Bluestar plans to initially offer the assay as an LDT out of an envisioned CLIA-certified lab in San Diego. However, Levy said that the company will also engage in discussions with the US Food and Drug Administration to determine the validation data needed to apply for a 510(k) clearance. The firm is also finalizing additional aspects of the test, including its price and anticipated launch.
While Levy declined to disclose how much Bluestar has raised since its inception, he noted that the firm will continue to raise funds as it begins future validation studies and develops the LDT version of the assay.
Several firms and academic groups are developing or offer methylation-based liquid biopsy assays to detect multiple cancers in their earliest stages. Startups like Grail, Lexent Bio, and Thrive Earlier Detection have been acquired by larger in vitro diagnostic firms seeking to enter or expand their market share in the liquid biopsy space.
Researchers at the University of Toronto have developed a methylation-based technique they describe as "cell-free methylated DNA immunoprecipitation and high-throughput sequencing" to detect early stage pancreatic cancer.
Levy argued that Bluestar's DNA methylation analysis method distinguishes itself from competitors because it allows researchers to examine the cancer biology and regions on the genome that are undergoing dynamic demethylation. He believes the 5hmC-based method allows his team to establish very specific biomarkers for different cancer subtypes.

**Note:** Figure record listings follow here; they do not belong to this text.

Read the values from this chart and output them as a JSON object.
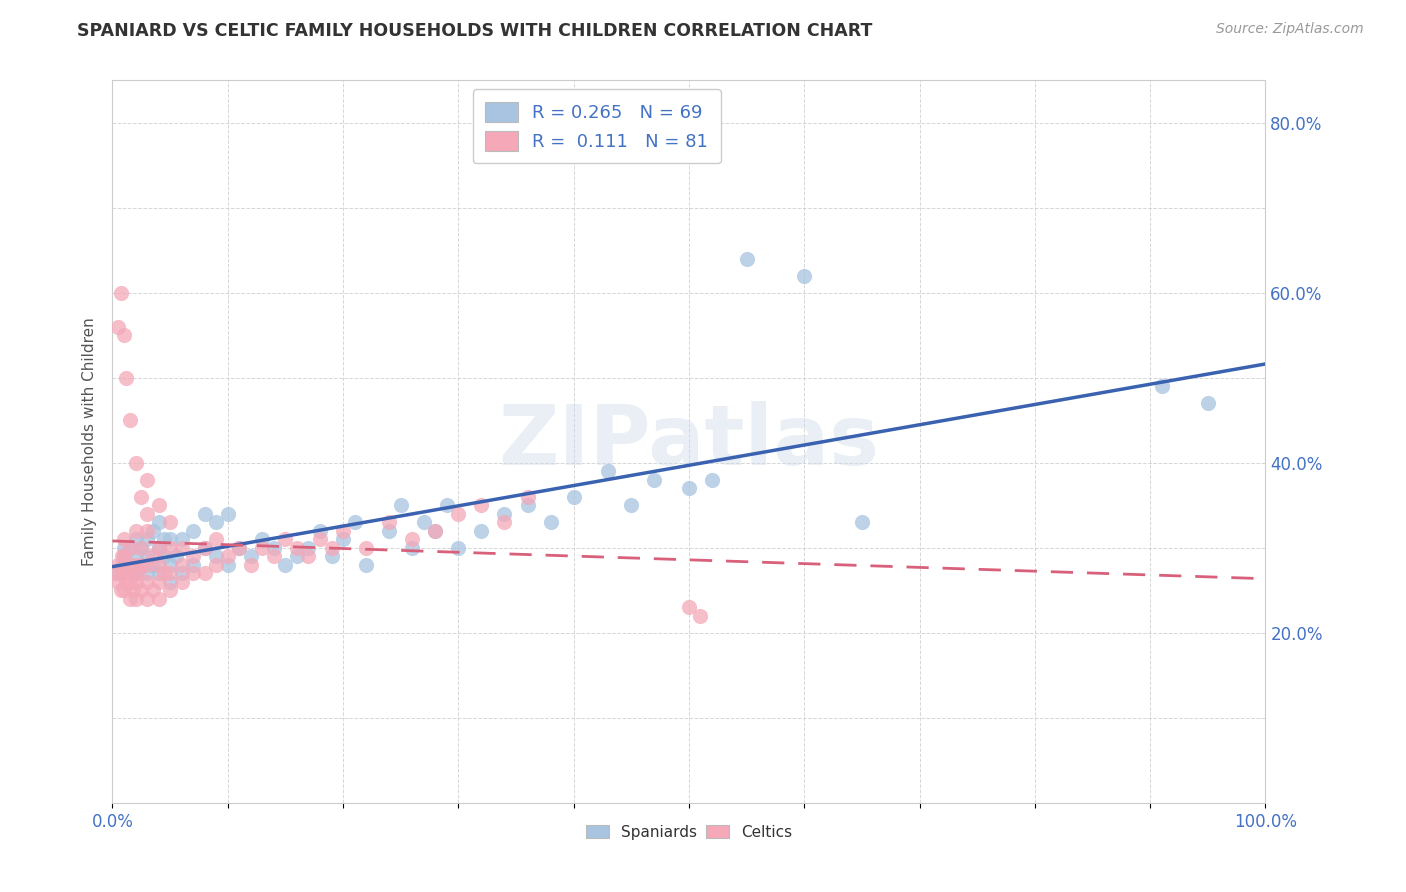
{
  "title": "SPANIARD VS CELTIC FAMILY HOUSEHOLDS WITH CHILDREN CORRELATION CHART",
  "source": "Source: ZipAtlas.com",
  "ylabel": "Family Households with Children",
  "watermark": "ZIPatlas",
  "legend_r_spaniards": "0.265",
  "legend_n_spaniards": "69",
  "legend_r_celtics": "0.111",
  "legend_n_celtics": "81",
  "xlim": [
    0.0,
    1.0
  ],
  "ylim": [
    0.0,
    0.85
  ],
  "color_spaniards": "#a8c4e0",
  "color_celtics": "#f4a8b8",
  "line_color_spaniards": "#3a62b0",
  "line_color_celtics": "#d9607a",
  "background_color": "#ffffff",
  "spaniards_x": [
    0.005,
    0.008,
    0.01,
    0.01,
    0.015,
    0.015,
    0.02,
    0.02,
    0.02,
    0.025,
    0.025,
    0.03,
    0.03,
    0.03,
    0.035,
    0.035,
    0.04,
    0.04,
    0.04,
    0.045,
    0.045,
    0.05,
    0.05,
    0.05,
    0.055,
    0.06,
    0.06,
    0.07,
    0.07,
    0.08,
    0.08,
    0.09,
    0.09,
    0.1,
    0.1,
    0.11,
    0.12,
    0.13,
    0.14,
    0.15,
    0.16,
    0.17,
    0.18,
    0.19,
    0.2,
    0.21,
    0.22,
    0.24,
    0.25,
    0.26,
    0.27,
    0.28,
    0.29,
    0.3,
    0.32,
    0.34,
    0.36,
    0.38,
    0.4,
    0.43,
    0.45,
    0.47,
    0.5,
    0.52,
    0.55,
    0.6,
    0.65,
    0.91,
    0.95
  ],
  "spaniards_y": [
    0.27,
    0.28,
    0.29,
    0.3,
    0.28,
    0.3,
    0.27,
    0.29,
    0.31,
    0.28,
    0.3,
    0.27,
    0.29,
    0.31,
    0.28,
    0.32,
    0.27,
    0.3,
    0.33,
    0.29,
    0.31,
    0.26,
    0.28,
    0.31,
    0.29,
    0.27,
    0.31,
    0.28,
    0.32,
    0.3,
    0.34,
    0.29,
    0.33,
    0.28,
    0.34,
    0.3,
    0.29,
    0.31,
    0.3,
    0.28,
    0.29,
    0.3,
    0.32,
    0.29,
    0.31,
    0.33,
    0.28,
    0.32,
    0.35,
    0.3,
    0.33,
    0.32,
    0.35,
    0.3,
    0.32,
    0.34,
    0.35,
    0.33,
    0.36,
    0.39,
    0.35,
    0.38,
    0.37,
    0.38,
    0.64,
    0.62,
    0.33,
    0.49,
    0.47
  ],
  "celtics_x": [
    0.003,
    0.005,
    0.005,
    0.007,
    0.008,
    0.008,
    0.01,
    0.01,
    0.01,
    0.01,
    0.012,
    0.012,
    0.015,
    0.015,
    0.015,
    0.015,
    0.018,
    0.018,
    0.02,
    0.02,
    0.02,
    0.02,
    0.022,
    0.025,
    0.025,
    0.025,
    0.03,
    0.03,
    0.03,
    0.03,
    0.035,
    0.035,
    0.04,
    0.04,
    0.04,
    0.04,
    0.045,
    0.05,
    0.05,
    0.05,
    0.06,
    0.06,
    0.06,
    0.07,
    0.07,
    0.08,
    0.08,
    0.09,
    0.09,
    0.1,
    0.11,
    0.12,
    0.13,
    0.14,
    0.15,
    0.16,
    0.17,
    0.18,
    0.19,
    0.2,
    0.22,
    0.24,
    0.26,
    0.28,
    0.3,
    0.32,
    0.34,
    0.36,
    0.005,
    0.007,
    0.01,
    0.012,
    0.015,
    0.02,
    0.025,
    0.03,
    0.03,
    0.04,
    0.05,
    0.5,
    0.51
  ],
  "celtics_y": [
    0.27,
    0.26,
    0.28,
    0.25,
    0.27,
    0.29,
    0.25,
    0.27,
    0.29,
    0.31,
    0.26,
    0.28,
    0.24,
    0.26,
    0.28,
    0.3,
    0.25,
    0.27,
    0.24,
    0.26,
    0.28,
    0.32,
    0.27,
    0.25,
    0.28,
    0.3,
    0.24,
    0.26,
    0.28,
    0.32,
    0.25,
    0.29,
    0.24,
    0.26,
    0.28,
    0.3,
    0.27,
    0.25,
    0.27,
    0.3,
    0.26,
    0.28,
    0.3,
    0.27,
    0.29,
    0.27,
    0.3,
    0.28,
    0.31,
    0.29,
    0.3,
    0.28,
    0.3,
    0.29,
    0.31,
    0.3,
    0.29,
    0.31,
    0.3,
    0.32,
    0.3,
    0.33,
    0.31,
    0.32,
    0.34,
    0.35,
    0.33,
    0.36,
    0.56,
    0.6,
    0.55,
    0.5,
    0.45,
    0.4,
    0.36,
    0.34,
    0.38,
    0.35,
    0.33,
    0.23,
    0.22
  ]
}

Levy highlighted that the method is cheaper to run over other whole-genome sequencing analysis-based approaches.
"You're looking at a fraction of genome that's undergoing active demethylation by measuring the hydroxymethylome," Levy said. "We've shown, through the studies that we have been able to publish, that this allows an enriched signal … in plasma samples [and that] you can identify biomarkers that have commercial value."